New research suggests that finding a job may be difficult for those who have been laid off because of the stigma they may encounter among potential employers.
For the study, led by Margo Monteith, Ph.D., at Purdue University, researchers tested whether the extent to which you believe the world is just (or whether you hold “system justification beliefs”) would affect your willingness to hire someone who had been laid off.
Those who hold strong system justifying beliefs tend to think that people earn the rewards and punishments they get, while those who hold weak system justifying beliefs generally think that people don’t always get what they deserve.
To test the relationship between those beliefs and hiring preferences, the researchers conducted two separate experiments.
In the first, the researchers asked 166 college students to review cover letters and resumes from two applicants for a hypothetical job opening. One applicant had supposedly been laid off from his previous job “due to unforeseen economic conditions”; the other was unemployed because his family had relocated.
Participants were then asked to indicate which of the two applicants they would hire, the weaknesses they perceived in each candidate, and how much sympathy they had for each candidate.
All participants filled out a questionnaire designed to measure their system justification beliefs (SJBs).
Results showed that participants who scored higher on the SJB scale were more likely to prefer the relocated candidate, while participants who scored lower preferred the laid-off candidate. Those who scored in the upper third of the SJB scale chose the relocated applicant about 62% of the time, compared to just 42% of the time for those who’d scored in the lower third.
Participants who scored higher on the SJB scale also rated the laid-off candidate as weaker and less deserving of sympathy.

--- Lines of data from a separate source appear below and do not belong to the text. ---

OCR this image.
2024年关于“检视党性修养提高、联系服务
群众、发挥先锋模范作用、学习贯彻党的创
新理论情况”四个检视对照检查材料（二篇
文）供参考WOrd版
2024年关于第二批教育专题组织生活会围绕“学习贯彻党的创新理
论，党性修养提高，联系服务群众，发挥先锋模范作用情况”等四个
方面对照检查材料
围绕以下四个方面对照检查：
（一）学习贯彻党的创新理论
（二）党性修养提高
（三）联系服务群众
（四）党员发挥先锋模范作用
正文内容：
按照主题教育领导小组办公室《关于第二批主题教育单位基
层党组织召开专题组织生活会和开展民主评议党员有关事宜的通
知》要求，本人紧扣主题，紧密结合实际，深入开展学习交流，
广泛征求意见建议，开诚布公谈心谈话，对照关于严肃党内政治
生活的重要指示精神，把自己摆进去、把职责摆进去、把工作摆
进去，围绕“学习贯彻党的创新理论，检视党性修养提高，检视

In the second experiment, the researchers repeated a similar procedure with 170 students. This time, students were asked to select a candidate for a corporate job at General Mills in Minneapolis. One applicant had supposedly been laid off from his job with Target in Minneapolis, and the researchers gave details about layoffs that really occurred there. The other candidate had supposedly relocated.

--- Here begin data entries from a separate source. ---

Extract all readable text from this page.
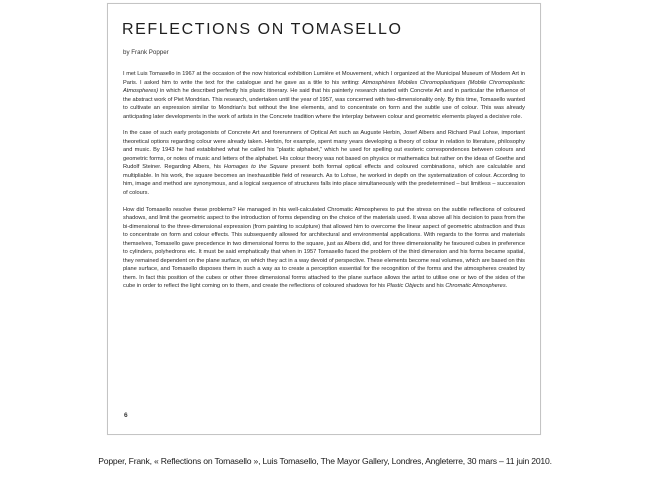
REFLECTIONS ON TOMASELLO

by Frank Popper

I met Luis Tomasello in 1967 at the occasion of the now historical exhibition Lumière et Mouvement, which I organized at the Municipal Museum of Modern Art in Paris. I asked him to write the text for the catalogue and he gave as a title to his writing: Atmosphères Mobiles Chromoplastiques (Mobile Chromoplastic Atmospheres) in which he described perfectly his plastic itinerary. He said that his painterly research started with Concrete Art and in particular the influence of the abstract work of Piet Mondrian. This research, undertaken until the year of 1957, was concerned with two-dimensionality only. By this time, Tomasello wanted to cultivate an expression similar to Mondrian's but without the line elements, and to concentrate on form and the subtle use of colour. This was already anticipating later developments in the work of artists in the Concrete tradition where the interplay between colour and geometric elements played a decisive role.

In the case of such early protagonists of Concrete Art and forerunners of Optical Art such as Auguste Herbin, Josef Albers and Richard Paul Lohse, important theoretical options regarding colour were already taken. Herbin, for example, spent many years developing a theory of colour in relation to literature, philosophy and music. By 1943 he had established what he called his "plastic alphabet," which he used for spelling out esoteric correspondences between colours and geometric forms, or notes of music and letters of the alphabet. His colour theory was not based on physics or mathematics but rather on the ideas of Goethe and Rudolf Steiner. Regarding Albers, his Homages to the Square present both formal optical effects and coloured combinations, which are calculable and multipliable. In his work, the square becomes an inexhaustible field of research. As to Lohse, he worked in depth on the systematization of colour. According to him, image and method are synonymous, and a logical sequence of structures falls into place simultaneously with the predetermined – but limitless – succession of colours.

How did Tomasello resolve these problems? He managed in his well-calculated Chromatic Atmospheres to put the stress on the subtle reflections of coloured shadows, and limit the geometric aspect to the introduction of forms depending on the choice of the materials used. It was above all his decision to pass from the bi-dimensional to the three-dimensional expression (from painting to sculpture) that allowed him to overcome the linear aspect of geometric abstraction and thus to concentrate on form and colour effects. This subsequently allowed for architectural and environmental applications. With regards to the forms and materials themselves, Tomasello gave precedence in two dimensional forms to the square, just as Albers did, and for three dimensionality he favoured cubes in preference to cylinders, polyhedrons etc. It must be said emphatically that when in 1957 Tomasello faced the problem of the third dimension and his forms became spatial, they remained dependent on the plane surface, on which they act in a way devoid of perspective. These elements become real volumes, which are based on this plane surface, and Tomasello disposes them in such a way as to create a perception essential for the recognition of the forms and the atmospheres created by them. In fact this position of the cubes or other three dimensional forms attached to the plane surface allows the artist to utilise one or two of the sides of the cube in order to reflect the light coming on to them, and create the reflections of coloured shadows for his Plastic Objects and his Chromatic Atmospheres.

6

Popper, Frank, « Reflections on Tomasello », Luis Tomasello, The Mayor Gallery, Londres, Angleterre, 30 mars – 11 juin 2010.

Once again, results showed that participants who scored high on the SJB scale preferred the relocated candidate.
Being laid off “appears to be a stigmatised condition, at least in the eyes of some individuals,” Monteith told Business Insider.

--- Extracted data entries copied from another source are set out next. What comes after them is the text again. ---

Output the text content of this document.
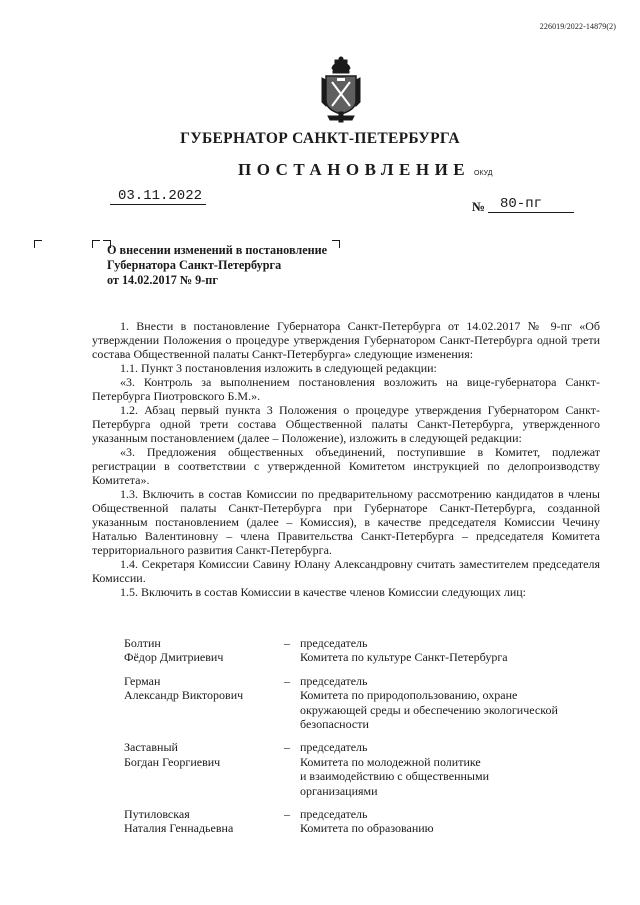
226019/2022-14879(2)
ГУБЕРНАТОР САНКТ-ПЕТЕРБУРГА
ПОСТАНОВЛЕНИЕ ОКУД
03.11.2022
№	80-пг
О внесении изменений в постановление
Губернатора Санкт-Петербурга
от 14.02.2017 № 9-пг

1. Внести в постановление Губернатора Санкт-Петербурга от 14.02.2017 № 9-пг «Об утверждении Положения о процедуре утверждения Губернатором Санкт-Петербурга одной трети состава Общественной палаты Санкт-Петербурга» следующие изменения:

1.1. Пункт 3 постановления изложить в следующей редакции:

«3. Контроль за выполнением постановления возложить на вице-губернатора Санкт-Петербурга Пиотровского Б.М.».

1.2. Абзац первый пункта 3 Положения о процедуре утверждения Губернатором Санкт-Петербурга одной трети состава Общественной палаты Санкт-Петербурга, утвержденного указанным постановлением (далее – Положение), изложить в следующей редакции:

«3. Предложения общественных объединений, поступившие в Комитет, подлежат регистрации в соответствии с утвержденной Комитетом инструкцией по делопроизводству Комитета».

1.3. Включить в состав Комиссии по предварительному рассмотрению кандидатов в члены Общественной палаты Санкт-Петербурга при Губернаторе Санкт-Петербурга, созданной указанным постановлением (далее – Комиссия), в качестве председателя Комиссии Чечину Наталью Валентиновну – члена Правительства Санкт-Петербурга – председателя Комитета территориального развития Санкт-Петербурга.

1.4. Секретаря Комиссии Савину Юлану Александровну считать заместителем председателя Комиссии.

1.5. Включить в состав Комиссии в качестве членов Комиссии следующих лиц:

Болтин
Фёдор Дмитриевич
– председатель
Комитета по культуре Санкт-Петербурга
Герман
Александр Викторович
– председатель
Комитета по природопользованию, охране
окружающей среды и обеспечению экологической
безопасности
Заставный
Богдан Георгиевич
– председатель
Комитета по молодежной политике
и взаимодействию с общественными
организациями
Путиловская
Наталия Геннадьевна
– председатель
Комитета по образованию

Monteith cautioned that this study needs to be replicated among actual employers before any conclusions can be drawn. Yet assuming such research yields similar findings, those who have been laid off could be at a disadvantage in the job market.
Monteith cited previous research suggesting that people in certain professions are more likely to endorse SJBs, meaning they’re more biased against candidates who have been laid off. In particular, people in financial industries like stock brokers and insurance salesman tend to believe the world is just. On the other hand, those in people-oriented industries like social workers and teachers tend to believe we don’t always get what we deserve.
The problem, Monteith said, is that, like many biases in hiring decisions, “this isn’t something people are necessarily consciously aware of.”
That’s why, she said, “simply making people aware of the existence of the biases is the first step” in combatting them.
Another issue is that SJBs could be especially harmful to minority groups of job seekers. For example, black adults are more than twice as likely to be laid off as white adults. This kind of racial discrimination could potentially interact with stigmatization against laid-off candidates to put black adults at an even greater disadvantage.
So what should you do if you’ve been laid off and you’re seeking a new position? Monteith suggests asking your previous employer for letters of recommendation that explicitly state the layoff was not related to your performance.